Черная шаль - Луиджи Пиранделло


Луиджи Пиранделло ЧЕРНАЯ ШАЛЬ

I


— Подожди, — сказал Банди своему другу д’Андреа. — Я пойду предупрежу ее. Если снова начнет упрямиться — войдешь без разрешения.

Оба были близоруки и, разговаривая, стояли почти вплотную. Их нередко принимали за братьев: примерно одних лет, они во всем походили друг на друга — оба высокие, худощавые, прямые; все делали они аккуратно, с мелочной щепетильностью. Беседуя, они то и дело поправляли друг другу пенсне или галстук или — если все было в порядке — трогали пуговицу сюртука. Разговаривали они мало. И унылость повседневного существования отражалась на их бледных лицах.

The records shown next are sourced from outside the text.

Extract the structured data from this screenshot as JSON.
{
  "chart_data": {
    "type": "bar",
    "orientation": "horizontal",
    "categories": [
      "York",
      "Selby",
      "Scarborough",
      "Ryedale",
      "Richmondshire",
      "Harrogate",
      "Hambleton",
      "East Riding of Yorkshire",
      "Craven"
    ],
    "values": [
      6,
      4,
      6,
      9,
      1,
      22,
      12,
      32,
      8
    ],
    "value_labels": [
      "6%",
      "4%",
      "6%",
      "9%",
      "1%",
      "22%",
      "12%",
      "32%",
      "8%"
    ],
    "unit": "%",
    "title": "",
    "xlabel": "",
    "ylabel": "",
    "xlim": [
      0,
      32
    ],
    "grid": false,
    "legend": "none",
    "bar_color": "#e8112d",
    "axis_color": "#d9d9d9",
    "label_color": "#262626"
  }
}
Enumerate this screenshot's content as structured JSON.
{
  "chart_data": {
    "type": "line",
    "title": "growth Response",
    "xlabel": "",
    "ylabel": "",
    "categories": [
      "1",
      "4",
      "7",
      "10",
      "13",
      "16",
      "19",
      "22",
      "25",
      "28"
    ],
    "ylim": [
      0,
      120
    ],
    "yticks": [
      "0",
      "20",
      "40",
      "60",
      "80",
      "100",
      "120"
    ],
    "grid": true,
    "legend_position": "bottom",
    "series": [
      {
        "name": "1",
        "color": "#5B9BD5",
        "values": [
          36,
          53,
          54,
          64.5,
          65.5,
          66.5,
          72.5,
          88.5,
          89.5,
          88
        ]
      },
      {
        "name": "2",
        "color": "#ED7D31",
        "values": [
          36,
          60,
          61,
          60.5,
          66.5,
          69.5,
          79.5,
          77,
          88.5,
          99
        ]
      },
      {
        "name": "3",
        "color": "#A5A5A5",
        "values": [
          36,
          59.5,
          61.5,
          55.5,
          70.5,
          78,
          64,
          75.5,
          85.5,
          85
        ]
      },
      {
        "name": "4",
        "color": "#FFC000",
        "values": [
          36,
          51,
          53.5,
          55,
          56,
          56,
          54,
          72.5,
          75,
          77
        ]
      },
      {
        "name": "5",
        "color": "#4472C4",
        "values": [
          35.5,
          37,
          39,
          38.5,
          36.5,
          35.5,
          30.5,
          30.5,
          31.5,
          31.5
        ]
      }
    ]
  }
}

Вместе росли они, вместе учились в университете, помогая друг другу, только один на юридическом, а другой на медицинском отделении. Теперь, служа в разных местах, они могли встречаться только вечерами и неизменно прогуливались по длинной аллее над обрывом на окраине города.

Они настолько сдружились, что им достаточно было едва заметного кивка, взгляда, слова, чтобы мигом понять друг друга. Выходя на прогулку, они обменивались отрывистыми фразами, а потом уже всю дорогу молчали, словно короткие эти фразы давали им достаточную пищу для размышлений. Шествовали они медленно, понурив головы, точно усталые лошади. Ни тот, ни другой ни разу не соблазнился перегнуться через перила и взглянуть вниз — на холмы и долины и на море, пламеневшее там, вдалеке, в последних лучах заката. Как это прекрасно и как трудно представить себе, что можно идти вот так и ни разу не обернуться, не взглянуть!

Несколько дней назад Банди сказал другу:

— Элеоноре что-то нездоровится.

Д’Андреа взглянул на него и по выражению глаз понял, что болезнь несерьезна.

— Она хочет, чтоб я ее посмотрел? — спросил он.

— Нет, говорит, что не хочет.

И оба продолжали свой путь, хмурые, словно рассердились на эту женщину, которая заменила им мать и которой они были обязаны всем.

Д’Андреа потерял родителей в детстве, и его взял к себе дядя, который не мог дать ему образования. Элеонора Банди и ее маленький брат тоже осиротели, когда ей было восемнадцать лет; ценой мучительной экономии она растянула, как могла, маленькое наследство. Потом ей пришлось работать, давать уроки музыки и пения. Так вырастила она брата, так дала образование и ему, и его другу.

— Зато я толстая, а вы худые, — весело говорила она молодым людям. — Я отобрала у вас весь жир.

Она и вправду была очень толста и толстела все больше. Но лицо у нее было тонкое, нежное, как у мраморных ангелов в церкви. Прекрасные черные глаза, прикрытые длинными ресницами, и мелодичный голос смягчали первое впечатление. Она всегда страдала, когда на нее смотрели, и грустно улыбалась, думая о своей внешности.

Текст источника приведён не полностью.